Even though firms took advantage of the low rates era to extend the maturity of their debt, buying themselves some time, refinancing will be costly for companies with looming debt maturities.

Statues in a square on Wall Street are seen in the picture – Source: Shutterstock

“On aggregate, things don’t look dreadful. But it’s not the aggregate you worry about, it’s the marginal players coming through that now are having to pay massively more to borrow,” Miller said.

ABN AMRO said the average maturity of European high-yield corporate bonds reached a record low of almost four years in May, compared to an average of just over six years ago, between 2005-2007, when the European Central Bank also jacked up rates.

That means firms have less time than previously to refinance debt, so the pain of higher rates will be felt sooner.

Restructuring corporate debt

Inability to pay higher interest costs or refinance maturing debt are among the top reasons why companies default.

What companies do, to avoid having to repay their debt immediately after a default or become insolvent, firms are engaging creditors on restructuring their debt to turn their business around.

For example, cash-strapped Casino are plagued by hefty debt following a string of acquisitions and dwindling earnings.

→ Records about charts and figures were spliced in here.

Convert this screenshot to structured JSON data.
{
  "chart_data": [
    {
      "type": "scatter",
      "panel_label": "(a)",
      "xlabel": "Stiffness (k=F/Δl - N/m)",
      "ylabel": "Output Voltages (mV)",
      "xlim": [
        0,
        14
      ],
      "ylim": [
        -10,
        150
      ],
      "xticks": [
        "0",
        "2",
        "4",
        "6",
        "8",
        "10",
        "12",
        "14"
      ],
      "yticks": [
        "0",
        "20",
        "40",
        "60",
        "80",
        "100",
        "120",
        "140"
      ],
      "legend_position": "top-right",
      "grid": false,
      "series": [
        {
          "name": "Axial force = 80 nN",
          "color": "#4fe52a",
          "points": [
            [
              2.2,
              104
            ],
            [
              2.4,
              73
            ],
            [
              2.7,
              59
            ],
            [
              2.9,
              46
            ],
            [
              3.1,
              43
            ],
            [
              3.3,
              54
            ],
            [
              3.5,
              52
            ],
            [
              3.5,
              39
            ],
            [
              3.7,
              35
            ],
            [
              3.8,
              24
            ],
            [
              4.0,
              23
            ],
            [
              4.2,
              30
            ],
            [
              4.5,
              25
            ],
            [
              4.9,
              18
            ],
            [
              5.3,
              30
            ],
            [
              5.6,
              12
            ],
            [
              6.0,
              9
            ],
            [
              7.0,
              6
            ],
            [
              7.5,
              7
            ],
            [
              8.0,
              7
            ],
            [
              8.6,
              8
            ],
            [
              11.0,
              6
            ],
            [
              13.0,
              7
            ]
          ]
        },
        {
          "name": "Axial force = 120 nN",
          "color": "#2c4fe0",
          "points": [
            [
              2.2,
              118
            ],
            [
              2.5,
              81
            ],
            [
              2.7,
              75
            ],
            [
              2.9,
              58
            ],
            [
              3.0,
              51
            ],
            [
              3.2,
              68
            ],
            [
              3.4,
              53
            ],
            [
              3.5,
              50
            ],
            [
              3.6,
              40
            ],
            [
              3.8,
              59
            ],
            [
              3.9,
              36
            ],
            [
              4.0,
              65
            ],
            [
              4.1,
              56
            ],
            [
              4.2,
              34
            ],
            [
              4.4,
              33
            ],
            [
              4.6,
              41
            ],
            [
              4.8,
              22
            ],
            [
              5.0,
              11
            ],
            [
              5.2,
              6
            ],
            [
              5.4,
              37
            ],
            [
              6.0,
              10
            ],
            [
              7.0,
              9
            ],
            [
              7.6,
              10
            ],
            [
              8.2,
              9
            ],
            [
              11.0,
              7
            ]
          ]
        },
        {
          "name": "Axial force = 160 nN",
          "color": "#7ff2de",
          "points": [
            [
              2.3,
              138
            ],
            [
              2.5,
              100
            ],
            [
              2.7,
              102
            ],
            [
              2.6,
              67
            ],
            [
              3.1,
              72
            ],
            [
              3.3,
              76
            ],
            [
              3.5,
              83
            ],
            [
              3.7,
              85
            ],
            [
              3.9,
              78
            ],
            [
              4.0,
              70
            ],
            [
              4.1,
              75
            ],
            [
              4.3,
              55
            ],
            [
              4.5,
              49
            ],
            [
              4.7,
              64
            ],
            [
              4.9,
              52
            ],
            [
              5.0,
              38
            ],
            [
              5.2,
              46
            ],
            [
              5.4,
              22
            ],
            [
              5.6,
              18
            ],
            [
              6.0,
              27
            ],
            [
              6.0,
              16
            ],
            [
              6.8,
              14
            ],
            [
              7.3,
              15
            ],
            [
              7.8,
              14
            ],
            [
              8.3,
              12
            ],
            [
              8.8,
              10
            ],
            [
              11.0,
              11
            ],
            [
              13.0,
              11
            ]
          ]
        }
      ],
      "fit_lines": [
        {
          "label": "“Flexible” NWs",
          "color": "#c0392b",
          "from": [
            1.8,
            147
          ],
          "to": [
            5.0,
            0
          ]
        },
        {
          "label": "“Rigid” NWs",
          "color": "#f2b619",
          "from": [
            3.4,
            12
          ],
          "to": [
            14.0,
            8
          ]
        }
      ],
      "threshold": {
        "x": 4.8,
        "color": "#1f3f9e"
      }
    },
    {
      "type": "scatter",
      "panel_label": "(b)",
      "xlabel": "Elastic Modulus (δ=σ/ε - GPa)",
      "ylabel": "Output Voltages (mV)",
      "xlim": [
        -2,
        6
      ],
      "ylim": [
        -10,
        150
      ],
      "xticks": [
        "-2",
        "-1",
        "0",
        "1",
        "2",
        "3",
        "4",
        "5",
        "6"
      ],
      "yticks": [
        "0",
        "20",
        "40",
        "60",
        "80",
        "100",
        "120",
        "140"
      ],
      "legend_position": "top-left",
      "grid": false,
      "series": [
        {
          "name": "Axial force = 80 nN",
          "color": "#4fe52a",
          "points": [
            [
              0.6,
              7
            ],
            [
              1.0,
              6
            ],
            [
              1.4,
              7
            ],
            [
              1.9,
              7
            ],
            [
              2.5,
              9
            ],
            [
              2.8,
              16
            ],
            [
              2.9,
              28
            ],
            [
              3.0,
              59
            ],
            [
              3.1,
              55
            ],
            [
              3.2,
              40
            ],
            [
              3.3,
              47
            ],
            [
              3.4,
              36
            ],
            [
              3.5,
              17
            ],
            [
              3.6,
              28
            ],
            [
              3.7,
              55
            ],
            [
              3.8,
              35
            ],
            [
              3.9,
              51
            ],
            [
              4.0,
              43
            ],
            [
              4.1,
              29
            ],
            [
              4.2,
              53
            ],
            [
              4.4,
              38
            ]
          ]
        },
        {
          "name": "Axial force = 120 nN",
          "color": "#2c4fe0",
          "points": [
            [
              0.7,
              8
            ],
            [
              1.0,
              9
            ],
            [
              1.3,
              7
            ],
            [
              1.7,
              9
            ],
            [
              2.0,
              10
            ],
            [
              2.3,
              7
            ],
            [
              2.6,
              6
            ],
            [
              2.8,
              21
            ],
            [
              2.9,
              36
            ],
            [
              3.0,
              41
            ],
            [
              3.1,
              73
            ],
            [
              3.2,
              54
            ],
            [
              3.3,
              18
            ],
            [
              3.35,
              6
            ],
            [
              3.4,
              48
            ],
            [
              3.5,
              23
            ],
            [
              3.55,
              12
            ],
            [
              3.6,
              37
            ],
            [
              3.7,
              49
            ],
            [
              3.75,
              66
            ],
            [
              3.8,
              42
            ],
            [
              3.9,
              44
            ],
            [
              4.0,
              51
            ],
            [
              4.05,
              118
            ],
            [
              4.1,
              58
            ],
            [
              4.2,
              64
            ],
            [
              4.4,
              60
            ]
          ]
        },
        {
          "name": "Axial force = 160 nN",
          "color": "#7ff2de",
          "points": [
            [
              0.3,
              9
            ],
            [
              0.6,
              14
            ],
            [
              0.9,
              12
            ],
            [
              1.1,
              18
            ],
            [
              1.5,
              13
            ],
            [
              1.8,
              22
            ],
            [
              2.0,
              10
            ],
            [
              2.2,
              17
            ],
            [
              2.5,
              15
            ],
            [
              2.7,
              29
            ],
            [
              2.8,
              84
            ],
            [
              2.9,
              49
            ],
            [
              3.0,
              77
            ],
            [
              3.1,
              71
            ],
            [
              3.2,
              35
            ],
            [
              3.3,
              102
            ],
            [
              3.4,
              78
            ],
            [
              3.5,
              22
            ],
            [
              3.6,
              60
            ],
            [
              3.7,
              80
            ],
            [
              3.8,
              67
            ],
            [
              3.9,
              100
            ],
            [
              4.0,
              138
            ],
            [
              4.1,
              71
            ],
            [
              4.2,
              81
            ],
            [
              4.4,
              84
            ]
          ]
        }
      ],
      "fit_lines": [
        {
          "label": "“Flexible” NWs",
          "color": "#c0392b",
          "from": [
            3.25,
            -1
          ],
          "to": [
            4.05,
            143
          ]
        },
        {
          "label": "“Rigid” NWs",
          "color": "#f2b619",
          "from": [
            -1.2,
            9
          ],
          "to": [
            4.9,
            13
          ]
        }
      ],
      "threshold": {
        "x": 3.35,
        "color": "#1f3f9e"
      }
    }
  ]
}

The company is seeking at least $1.01 billion of new capital to stay afloat, while slashing its debt pile.

Still, debt restructuring experts said the legal systems in place have evolved since the financial crisis, so a disorderly wind-up of businesses can mostly be avoided, according to Reuters.

In Spain, the new restructuring law is being tested as a restructuring plan for industrial group Celsa goes through the courts.

“The outcome of restructuring processes is now more predictable than 10 years ago, as the legal frameworks across European countries have become more aligned,” Aymen Mahmoud said.

He is co-head of the London Finance, Restructuring and Special Situations Group at law firm McDermott Will & Emery.

Nonetheless, not all firms may be able to survive the challenges of vast debt, higher interest and business costs and declining profits.

“We are still some 12 months away from seeing the full impact, particularly in Europe, where the downturn may be less severe, but recovery will also be slower,” said Elena Lieskovska, partner at Bain Capital Special Situations.